Brooks Homes CEO calls for increased partnership, equity in building and development


Jasmine BrooksJasmine Brooks and her husband started Brooks Homes, a homebuilder focused on new and custom construction, five years ago. To them, it was a path with more opportunity to build generational wealth.

Brooks was influenced by her father’s years of work in the resale sector of real estate in Des Moines. She and her husband tested their new endeavor by first building their own family home in 2018. Its success propelled them forward and the company has built homes every year since, gaining traction through word-of-mouth from clients. Brooks said three new constructions in Waukee are currently underway.

The growth of Brooks Homes so far has also been paired with obstacles, Brooks said. She knew obtaining lending in the company name would be difficult as a new business, but the challenge has continued even as it became established. She said getting approved is like an “elusive target that you’re shooting [at] in the dark” because lenders haven’t shared specifically why the business wasn’t approved for loans.

“We’re still having to do things in our personal names because they want 20% down on a property and if we put the 20% down, we don’t have any more reserves left in the bank,” Brooks said. “It’s still all about capital. It’s needing to have hundreds of thousands of dollars sitting in the bank to do what we’ve already shown that we can do.”

The Brookses’ strategy has been working with smaller banks where they build one-on-one relationships. They are seeking to expand the business into multifamily residential, rental properties and land development, which can support their growth, but they are often “overlooked” for projects when compared with their larger counterparts, Brooks said.

“The difficulties are that when there are larger projects that we know that we can do, let’s say multifamily units or apartment buildings, it’s very difficult to do those because we just don’t have the partnerships with a lot of the local builders who are doing bigger projects like that,” she said.

In addition to diversifying the company’s portfolio, Brooks said she aspires to advance equity for people of color in the building and development industry.

She has started to share examples of programs in other states that can support the effort. One is the Infill Housing Program in Tampa, Fla., that provides infill housing lots to builders and developers on which to build affordable housing. The program recently began allocating some of the lots to smaller companies owned by people of color to help them grow and build relationships with the city.

Brooks recently graduated from the first cohort of the Scale DSM Minority Business Accelerator offered by the Greater Des Moines Partnership. To learn more about the program and Brooks’ experience, read the innovationIOWA coverage. Brooks shares more about Brooks Homes below.

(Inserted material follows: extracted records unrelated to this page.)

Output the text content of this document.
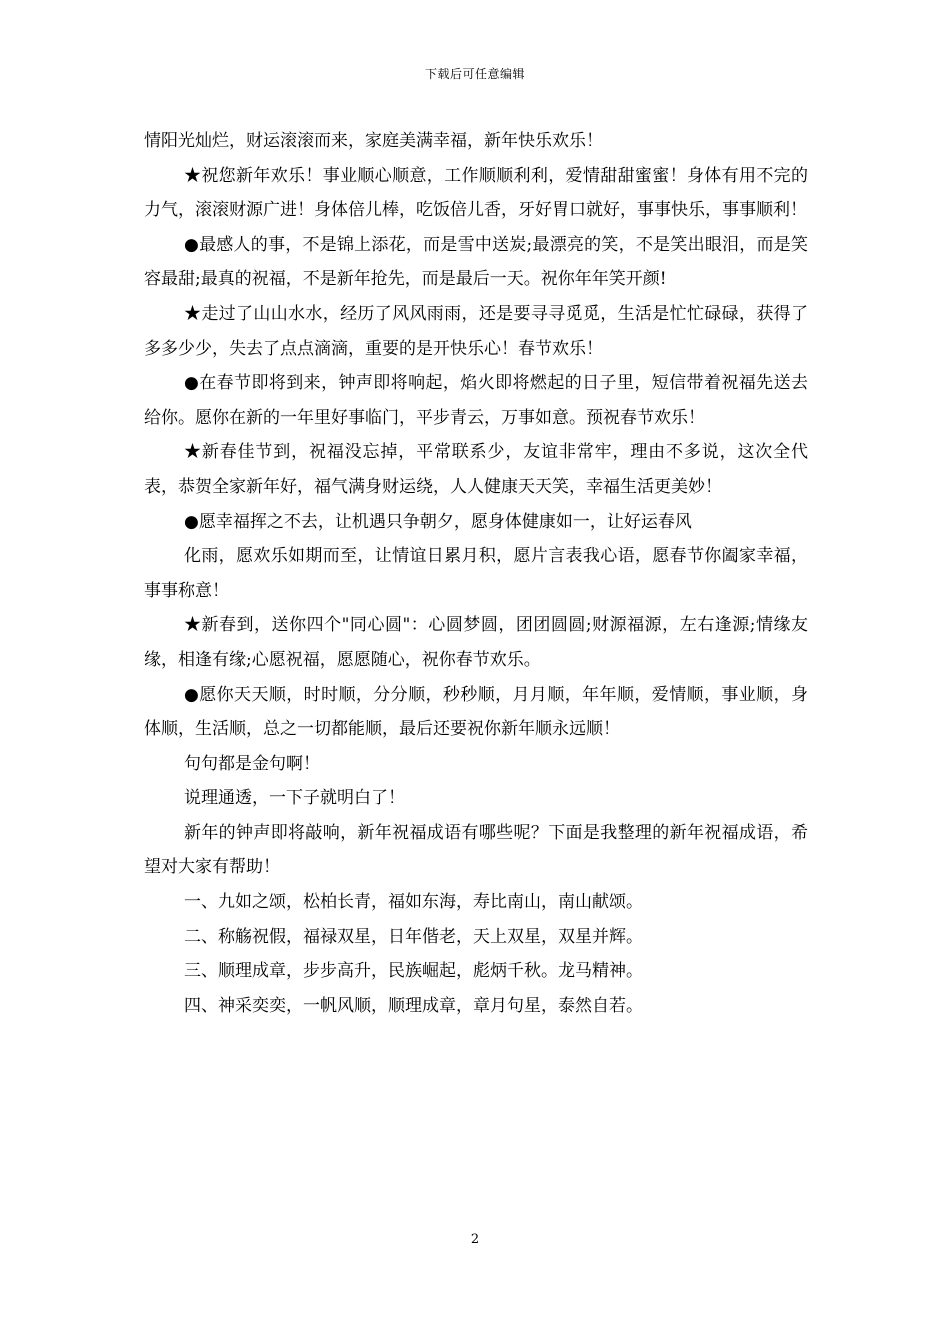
下载后可任意编辑

情阳光灿烂，财运滚滚而来，家庭美满幸福，新年快乐欢乐！

★祝您新年欢乐！事业顺心顺意，工作顺顺利利，爱情甜甜蜜蜜！身体有用不完的力气，滚滚财源广进！身体倍儿棒，吃饭倍儿香，牙好胃口就好，事事快乐，事事顺利！

●最感人的事，不是锦上添花，而是雪中送炭;最漂亮的笑，不是笑出眼泪，而是笑容最甜;最真的祝福，不是新年抢先，而是最后一天。祝你年年笑开颜!

★走过了山山水水，经历了风风雨雨，还是要寻寻觅觅，生活是忙忙碌碌，获得了多多少少，失去了点点滴滴，重要的是开快乐心！春节欢乐！

●在春节即将到来，钟声即将响起，焰火即将燃起的日子里，短信带着祝福先送去给你。愿你在新的一年里好事临门，平步青云，万事如意。预祝春节欢乐！

★新春佳节到，祝福没忘掉，平常联系少，友谊非常牢，理由不多说，这次全代表，恭贺全家新年好，福气满身财运绕，人人健康天天笑，幸福生活更美妙！

●愿幸福挥之不去，让机遇只争朝夕，愿身体健康如一，让好运春风

化雨，愿欢乐如期而至，让情谊日累月积，愿片言表我心语，愿春节你阖家幸福，事事称意！

★新春到，送你四个"同心圆"：心圆梦圆，团团圆圆;财源福源，左右逢源;情缘友缘，相逢有缘;心愿祝福，愿愿随心，祝你春节欢乐。

●愿你天天顺，时时顺，分分顺，秒秒顺，月月顺，年年顺，爱情顺，事业顺，身体顺，生活顺，总之一切都能顺，最后还要祝你新年顺永远顺！

句句都是金句啊！

说理通透，一下子就明白了！

新年的钟声即将敲响，新年祝福成语有哪些呢？下面是我整理的新年祝福成语，希望对大家有帮助！

一、九如之颂，松柏长青，福如东海，寿比南山，南山献颂。

二、称觞祝假，福禄双星，日年偕老，天上双星，双星并辉。

三、顺理成章，步步高升，民族崛起，彪炳千秋。龙马精神。

四、神采奕奕，一帆风顺，顺理成章，章月句星，泰然自若。

2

This Q&A has been lightly edited for length and clarity

Who are Brooks Homes’ clients and what is your approach to the client relationship?
Our clients actually range across a wide span, so we’re not targeting one demographic … because the truth of the matter is everyone needs and deserves housing. In starting our business, we were building homes starting at a price point of $350,000 and above. Now, we’re still pretty much at that price point. We’re starting at $350,000 and above, but most of what we do is probably in the $400,000 to $500,000 range. We’re just targeting people who need housing, and those who are interested in custom new construction. But we’ve had a number of people who are asking for low-income housing and are asking for rental units, and that’s part of what prompted us to add that to the portfolio so that we can provide that because that’s where all of this started from is wanting to be able to give back to a community that we grew up in and practically raised us, so we’re not going to give up on that dream of being able to give back.

You said you would like to see partnerships between residential builders in the area. What do you envision that looking like?
I don’t know of any larger builders, or even midsize builders, that partner with other builders. The building industry for residential is very, very competitive, so there’s not a lot of partnerships or deals that happen. I have seen in the last year or so, commercial builders doing that, where they will partner with other smaller commercial builders, by either subbing out work and hiring them to do some of it. For example, Turner Construction has been all over the news with the equity work that they’re doing where they’re dedicating 25% of their funding for jobs to what they call a UBE, which is essentially a minority-owned business or an underutilized business. There are companies like that who are eager to work with the minority businesses and help [through] employment. It gives them the experience but it also gives them the income, and I have yet to see that in the residential sector.

How is the rising cost of materials affecting the ability to keep home prices affordable?
Last year, we were working on a custom, we bid it out, it came in at that $350,000 price point, and midway through we found out that was just not going to happen. We had to go back and have a very difficult conversation. This was a time before there were parts in the contract that said because of unexpected freight costs and material costs you as the buyer have to be responsible for that. There was no clause in existence at that point that builders were generally using. This is the benefit of building with us being a smaller builder — we actually ate the cost of a good portion of that to help them out to make sure that they can still get the home that they needed for their family and have a great experience with us, so we took on some of the loss of that one.

A lot of plumbing and electrical companies tend to work with large builders or those that have been around for a while. Has Brooks Homes been able to develop relationships with some companies?
We’ve got a great group of subcontractors that we use, but we actually have experienced subcontractors that we were using from day one letting us know that they couldn’t do our projects because they were now working for a big builder or a big commercial builder so we’re even competing for some of this stuff, even with the commercial industry. We were using [one electric company] on some things and they’ve grown tremendously in the last three years to the point where they just couldn’t take us on because we only had one house to do and they needed an entire commercial development to be done, and so forth. It made business sense for them to go with them. It’s just another contributing factor that makes it a little bit difficult for us.

Are you able to find workers amid the shortage of labor?
It’s taking longer for subs to get in and complete jobs. It’s taking longer for them to get to our job. It definitely has come into play. We’re seeing it shift a little bit where it’s a little less than it was a year ago, but we’re definitely still trying to bounce back from that. We’ll have materials that can’t be delivered for eight to 10 days. Just getting things has been a struggle.